31/08/2026
L’été où les jardins ont cessé de grandir
Après cet été tumultueux, je n’ai guère eu le cœur à autre chose qu’à sauvegarder mes jardins. J’ai fait tout ce que j’ai pu pour maintenir les plantes en vie.
La sécheresse printanière avait déjà donné le tempo de l’été à venir. Dans toute ma vie paysanne, je n’avais encore jamais vécu un tel épisode. Bien sûr, nous avons connu des saisons difficiles, des récoltes contrariées et des années incertaines. Mais cette année de production 2026 a fait très mal.

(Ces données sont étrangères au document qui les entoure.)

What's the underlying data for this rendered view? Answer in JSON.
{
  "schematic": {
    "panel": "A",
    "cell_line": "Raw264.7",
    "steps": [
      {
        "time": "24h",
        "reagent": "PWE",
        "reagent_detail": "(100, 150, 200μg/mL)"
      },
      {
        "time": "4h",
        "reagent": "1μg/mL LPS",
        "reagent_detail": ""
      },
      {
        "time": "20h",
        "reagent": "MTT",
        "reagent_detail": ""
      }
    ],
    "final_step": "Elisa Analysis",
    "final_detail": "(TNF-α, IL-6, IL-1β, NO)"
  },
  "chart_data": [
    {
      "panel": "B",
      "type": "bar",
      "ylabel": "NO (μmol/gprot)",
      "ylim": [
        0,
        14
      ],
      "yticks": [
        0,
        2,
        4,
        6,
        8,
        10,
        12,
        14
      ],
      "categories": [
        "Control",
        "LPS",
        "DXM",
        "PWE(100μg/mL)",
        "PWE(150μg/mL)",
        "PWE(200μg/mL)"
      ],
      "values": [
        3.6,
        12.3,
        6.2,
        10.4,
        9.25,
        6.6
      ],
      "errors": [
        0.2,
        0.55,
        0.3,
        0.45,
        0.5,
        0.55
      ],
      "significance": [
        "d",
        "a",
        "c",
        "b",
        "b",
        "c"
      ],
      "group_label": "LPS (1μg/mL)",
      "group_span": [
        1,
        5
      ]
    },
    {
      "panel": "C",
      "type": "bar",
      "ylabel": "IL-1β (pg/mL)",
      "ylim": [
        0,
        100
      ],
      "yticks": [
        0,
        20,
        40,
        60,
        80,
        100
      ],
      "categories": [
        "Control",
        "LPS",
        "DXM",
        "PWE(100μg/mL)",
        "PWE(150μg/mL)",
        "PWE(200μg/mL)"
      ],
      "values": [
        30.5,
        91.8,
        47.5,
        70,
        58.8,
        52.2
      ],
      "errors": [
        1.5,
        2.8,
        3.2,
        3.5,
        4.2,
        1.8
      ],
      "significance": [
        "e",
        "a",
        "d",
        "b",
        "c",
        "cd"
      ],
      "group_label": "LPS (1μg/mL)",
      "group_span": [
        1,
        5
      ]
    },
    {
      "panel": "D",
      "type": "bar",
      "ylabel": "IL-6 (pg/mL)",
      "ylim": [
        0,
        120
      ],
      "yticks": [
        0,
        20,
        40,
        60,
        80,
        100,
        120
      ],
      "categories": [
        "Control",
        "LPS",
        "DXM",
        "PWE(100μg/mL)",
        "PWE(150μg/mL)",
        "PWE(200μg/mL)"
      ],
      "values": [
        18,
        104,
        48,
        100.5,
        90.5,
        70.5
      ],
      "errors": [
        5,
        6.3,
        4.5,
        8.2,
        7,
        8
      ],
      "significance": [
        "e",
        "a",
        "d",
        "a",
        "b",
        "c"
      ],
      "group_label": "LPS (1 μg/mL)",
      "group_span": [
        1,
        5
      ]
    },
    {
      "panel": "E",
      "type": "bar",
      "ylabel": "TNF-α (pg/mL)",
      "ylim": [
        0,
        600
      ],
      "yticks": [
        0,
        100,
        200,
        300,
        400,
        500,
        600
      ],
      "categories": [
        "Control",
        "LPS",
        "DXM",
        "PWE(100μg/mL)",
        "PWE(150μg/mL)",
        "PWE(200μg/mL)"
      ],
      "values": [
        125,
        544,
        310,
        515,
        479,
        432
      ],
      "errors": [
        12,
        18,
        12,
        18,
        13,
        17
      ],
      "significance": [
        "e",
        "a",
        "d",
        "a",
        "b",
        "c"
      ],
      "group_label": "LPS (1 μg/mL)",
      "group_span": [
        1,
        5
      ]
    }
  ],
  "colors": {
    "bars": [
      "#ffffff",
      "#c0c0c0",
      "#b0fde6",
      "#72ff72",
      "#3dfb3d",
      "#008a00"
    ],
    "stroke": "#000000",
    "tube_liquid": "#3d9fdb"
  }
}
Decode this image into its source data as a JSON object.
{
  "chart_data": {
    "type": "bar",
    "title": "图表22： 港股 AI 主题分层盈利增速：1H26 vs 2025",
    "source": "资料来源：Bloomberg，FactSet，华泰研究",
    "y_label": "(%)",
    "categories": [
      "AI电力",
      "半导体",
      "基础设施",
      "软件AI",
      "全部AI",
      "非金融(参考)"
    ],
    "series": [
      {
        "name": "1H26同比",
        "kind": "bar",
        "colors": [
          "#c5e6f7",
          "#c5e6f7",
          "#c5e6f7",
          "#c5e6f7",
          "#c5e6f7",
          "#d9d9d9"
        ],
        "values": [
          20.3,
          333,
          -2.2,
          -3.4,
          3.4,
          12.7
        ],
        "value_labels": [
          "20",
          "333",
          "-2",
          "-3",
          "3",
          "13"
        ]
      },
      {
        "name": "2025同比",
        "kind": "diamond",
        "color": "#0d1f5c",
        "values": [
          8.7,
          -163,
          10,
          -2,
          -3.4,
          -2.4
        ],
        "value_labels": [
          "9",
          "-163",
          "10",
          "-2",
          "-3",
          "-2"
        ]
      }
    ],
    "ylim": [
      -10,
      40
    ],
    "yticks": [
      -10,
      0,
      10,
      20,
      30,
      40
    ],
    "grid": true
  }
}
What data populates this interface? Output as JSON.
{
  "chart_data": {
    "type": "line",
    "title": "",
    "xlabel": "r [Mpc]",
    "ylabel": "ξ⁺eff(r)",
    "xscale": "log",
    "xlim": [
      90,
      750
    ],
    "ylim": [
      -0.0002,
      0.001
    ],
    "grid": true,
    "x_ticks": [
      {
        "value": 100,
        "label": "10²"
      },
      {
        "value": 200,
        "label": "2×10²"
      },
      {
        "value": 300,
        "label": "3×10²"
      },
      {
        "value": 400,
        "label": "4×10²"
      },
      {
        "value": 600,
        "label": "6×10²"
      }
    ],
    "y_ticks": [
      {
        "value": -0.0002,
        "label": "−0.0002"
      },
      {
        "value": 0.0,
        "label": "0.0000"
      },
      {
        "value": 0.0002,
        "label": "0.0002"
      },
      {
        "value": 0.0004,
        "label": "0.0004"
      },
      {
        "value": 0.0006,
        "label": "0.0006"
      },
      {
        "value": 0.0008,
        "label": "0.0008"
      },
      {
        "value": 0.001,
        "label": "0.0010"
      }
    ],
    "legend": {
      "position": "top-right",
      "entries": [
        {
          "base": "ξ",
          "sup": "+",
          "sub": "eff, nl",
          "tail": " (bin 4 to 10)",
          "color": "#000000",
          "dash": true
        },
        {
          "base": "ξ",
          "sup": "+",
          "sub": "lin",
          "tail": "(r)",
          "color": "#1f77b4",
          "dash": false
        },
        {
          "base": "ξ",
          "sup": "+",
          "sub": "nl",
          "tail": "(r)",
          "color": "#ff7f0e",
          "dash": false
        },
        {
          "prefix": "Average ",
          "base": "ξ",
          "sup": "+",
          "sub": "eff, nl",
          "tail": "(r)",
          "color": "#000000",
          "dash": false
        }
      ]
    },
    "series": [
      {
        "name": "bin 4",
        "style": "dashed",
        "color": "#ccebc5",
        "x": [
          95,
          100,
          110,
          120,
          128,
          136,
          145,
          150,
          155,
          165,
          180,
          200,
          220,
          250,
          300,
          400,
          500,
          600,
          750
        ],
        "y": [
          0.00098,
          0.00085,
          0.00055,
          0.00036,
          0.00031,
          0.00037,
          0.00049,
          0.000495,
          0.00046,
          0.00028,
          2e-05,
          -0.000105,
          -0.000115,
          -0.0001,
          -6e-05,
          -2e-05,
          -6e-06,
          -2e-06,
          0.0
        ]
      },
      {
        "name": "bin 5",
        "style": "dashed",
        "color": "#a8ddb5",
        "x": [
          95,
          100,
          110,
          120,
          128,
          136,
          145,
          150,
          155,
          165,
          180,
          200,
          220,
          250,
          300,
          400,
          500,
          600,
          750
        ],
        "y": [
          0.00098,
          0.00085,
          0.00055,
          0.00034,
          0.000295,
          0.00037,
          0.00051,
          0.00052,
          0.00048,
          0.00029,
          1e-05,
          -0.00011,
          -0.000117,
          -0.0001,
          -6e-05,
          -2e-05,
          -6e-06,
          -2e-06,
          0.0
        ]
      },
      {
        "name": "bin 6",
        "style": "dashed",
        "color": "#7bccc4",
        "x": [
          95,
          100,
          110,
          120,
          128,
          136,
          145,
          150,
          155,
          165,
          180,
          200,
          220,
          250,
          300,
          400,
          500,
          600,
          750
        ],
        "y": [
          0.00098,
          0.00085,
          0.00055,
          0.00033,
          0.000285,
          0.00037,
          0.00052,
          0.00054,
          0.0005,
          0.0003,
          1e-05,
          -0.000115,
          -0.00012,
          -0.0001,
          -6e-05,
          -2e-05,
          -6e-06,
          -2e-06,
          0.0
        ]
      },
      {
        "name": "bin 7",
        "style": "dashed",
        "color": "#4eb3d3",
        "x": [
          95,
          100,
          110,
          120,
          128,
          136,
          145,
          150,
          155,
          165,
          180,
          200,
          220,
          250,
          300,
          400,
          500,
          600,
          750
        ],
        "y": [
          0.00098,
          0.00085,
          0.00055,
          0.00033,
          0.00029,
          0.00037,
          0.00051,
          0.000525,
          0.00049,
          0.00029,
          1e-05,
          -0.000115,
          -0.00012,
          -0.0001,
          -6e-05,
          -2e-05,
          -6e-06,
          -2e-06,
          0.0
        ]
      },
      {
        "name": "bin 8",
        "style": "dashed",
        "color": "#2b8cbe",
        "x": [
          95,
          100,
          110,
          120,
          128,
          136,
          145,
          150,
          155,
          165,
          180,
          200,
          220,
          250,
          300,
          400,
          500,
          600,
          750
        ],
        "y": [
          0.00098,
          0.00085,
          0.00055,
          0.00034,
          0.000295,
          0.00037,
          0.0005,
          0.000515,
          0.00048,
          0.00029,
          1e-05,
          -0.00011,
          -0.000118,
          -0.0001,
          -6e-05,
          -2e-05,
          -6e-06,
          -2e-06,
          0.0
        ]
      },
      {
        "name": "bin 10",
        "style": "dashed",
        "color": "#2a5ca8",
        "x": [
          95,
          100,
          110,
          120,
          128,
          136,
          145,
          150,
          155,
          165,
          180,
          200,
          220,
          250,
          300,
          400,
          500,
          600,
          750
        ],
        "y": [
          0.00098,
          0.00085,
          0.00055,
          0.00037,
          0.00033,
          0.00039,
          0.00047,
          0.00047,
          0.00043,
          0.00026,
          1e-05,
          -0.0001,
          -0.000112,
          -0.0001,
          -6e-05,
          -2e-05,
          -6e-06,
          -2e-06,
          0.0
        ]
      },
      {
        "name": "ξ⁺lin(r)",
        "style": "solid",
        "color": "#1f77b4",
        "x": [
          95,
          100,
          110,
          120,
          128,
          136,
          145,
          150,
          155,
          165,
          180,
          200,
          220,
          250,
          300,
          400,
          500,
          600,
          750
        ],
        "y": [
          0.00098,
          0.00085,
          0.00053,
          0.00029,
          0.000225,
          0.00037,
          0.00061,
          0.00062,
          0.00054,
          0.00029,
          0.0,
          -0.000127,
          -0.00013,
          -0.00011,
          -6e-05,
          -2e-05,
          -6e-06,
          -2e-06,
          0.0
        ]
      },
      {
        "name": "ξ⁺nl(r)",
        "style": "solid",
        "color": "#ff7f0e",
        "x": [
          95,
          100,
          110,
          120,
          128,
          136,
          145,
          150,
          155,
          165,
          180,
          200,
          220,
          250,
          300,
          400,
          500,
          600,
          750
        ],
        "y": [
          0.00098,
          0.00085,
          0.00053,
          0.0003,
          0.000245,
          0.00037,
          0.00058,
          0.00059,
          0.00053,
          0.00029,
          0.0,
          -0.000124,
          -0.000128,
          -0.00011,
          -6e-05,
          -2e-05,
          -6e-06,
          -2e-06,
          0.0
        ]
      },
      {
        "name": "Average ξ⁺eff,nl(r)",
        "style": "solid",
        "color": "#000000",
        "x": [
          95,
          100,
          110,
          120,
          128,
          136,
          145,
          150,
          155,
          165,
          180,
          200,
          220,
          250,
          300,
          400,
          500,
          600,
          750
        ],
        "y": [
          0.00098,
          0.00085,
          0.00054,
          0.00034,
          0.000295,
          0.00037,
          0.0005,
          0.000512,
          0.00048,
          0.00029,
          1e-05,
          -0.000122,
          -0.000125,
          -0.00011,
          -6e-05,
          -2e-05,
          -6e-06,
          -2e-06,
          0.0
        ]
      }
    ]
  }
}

Nous avons tous souffert : le sol, les végétaux, les animaux, petits et grands. Et nos espoirs eux-mêmes se sont ébranlés.
Le printemps s’était fait attendre. Une pluie passagère, au mois de mai, m’a offert une fenêtre juste assez longue pour planter les annuelles. Elles patientaient dans la serre. Je me suis précipitée pour leur trouver une place au jardin, le plus souvent au milieu de plantes plus hautes qui pourraient leur apporter l’ombre.
Je craignais la suite. Pourtant, ce fut pire encore que je ne l’avais imaginé.
J’ai soutenu les annuelles matin et soir, avec l’eau de pluie que j’avais pu mettre en reserve l’hiver, distribuée au compte-gouttes. Je n’ai pas irrigué. Chaque quantité d’eau devait être pensée, mesurée et réservée à l’essentiel.
Au mois d’août, j’ai fini par abandonner l’arrosage. Les plantes avaient arrêté leur croissance. Elles se sont mises à grainer. J’en ai coupé certaines pour ne pas prolonger leur épuisement. Peu à peu, elles sont entrées dans une sorte d’hivernage, en plein été.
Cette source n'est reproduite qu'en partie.